Under the plan, all professional athletes who come to Canada to play against Canadian-based teams would pay a percentage of the income they earned during the visit to the province in question and receive a tax credit for the same amount from the jurisdiction in which they live.

This time, Godfrey added a twist: The money would not only help professional teams, struggling because most of their revenue is in Canadian dollars and their expenses are in U.S. dollars, it would be shared with Canadian amateur sports groups.

"The provinces could share the revenue received, yes with the professional Canadian sports teams, as well as at least 50 per cent of it with the amateur sports in this country," Godfrey said.

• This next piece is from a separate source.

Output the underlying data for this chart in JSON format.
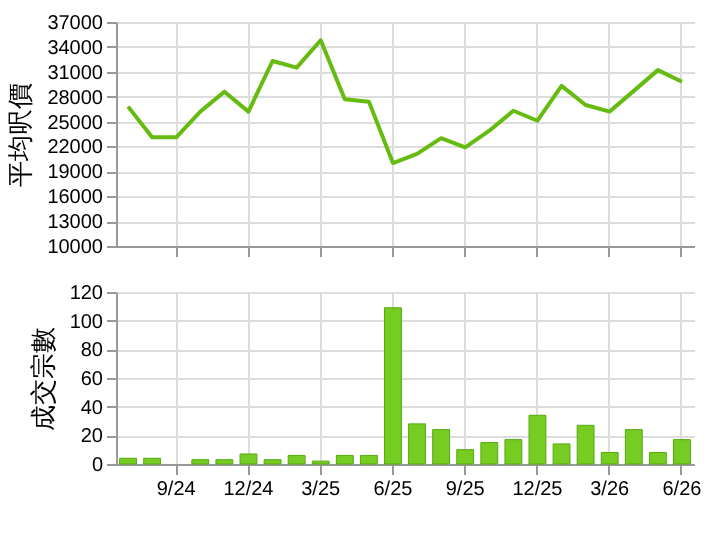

"The sports industry is not going away. But with the weak Canadian dollar, and if it continues to waver, then a lot of [teams] are going to need assistance and they are not going to be able to compete [with U.S.-based teams]."

Godfrey argued the measure would not mean athletes pay more taxes because of the tax credit they would receive from their home state or province.

"The players would do a [tax] filing in Ontario, for instance, and they would deduct the amount of tax they pay from [income tax] in their home jurisdiction," he said. "That happens in several states in America today."

However, Godfrey's proposal was met with skepticism from Gil Scott, a Toronto player agent with clients in the NHL, CFL and NFL.

His NFL clients already pay the same kind of tax in several states and cities in the United States. Scott said some of their home jurisdictions do not give them a full credit for the tax paid elsewhere, so it does act as an extra tax on the player.

"It's not a 100-per-cent credit everywhere," Scott said. "If they're not getting that, it's more tax. Also, their tax returns get more and more complex because of that."

There is a precedent for the tax in Canada.

Alberta introduced a variation in 2002, under then-premier Ralph Klein. Its purpose was to help the NHL's Calgary Flames and Edmonton Oilers, who were hit hard by the exchange rate on the Canadian dollar. It was eliminated on Dec. 31, 2006, because the NHL had introduced a salary cap by then and the dollar was much stronger.

During the five years it was in place, the Alberta tax was estimated to have raised about $13-million for the Flames and Oilers.

When Godfrey raised the idea in 2004, a University of Waterloo accounting professor estimated a 15-per-cent tax on visiting athletes could bring Ontario $13-million a year.

Alan Macnaughton told the Kitchener-Waterloo Record his study showed a total of $20-million a year could be taken in by the four provinces with major-league teams, Ontario, Quebec, Alberta and British Columbia. Since Ontario has the most major-league sports teams — four — it would take in the most money.

The amounts raised in the United States vary with the size of the state or city and how many professional leagues and teams are involved.

The Abilene Reporter-News in Texas reported that the California tax board estimates it takes in $100-million (U.S.) per year from the "jock tax," as it is known.

But in Indiana, where there are just two major professional teams, the Indianapolis Star recently estimated visiting NFL players paid about $492,000 to the state in 2007.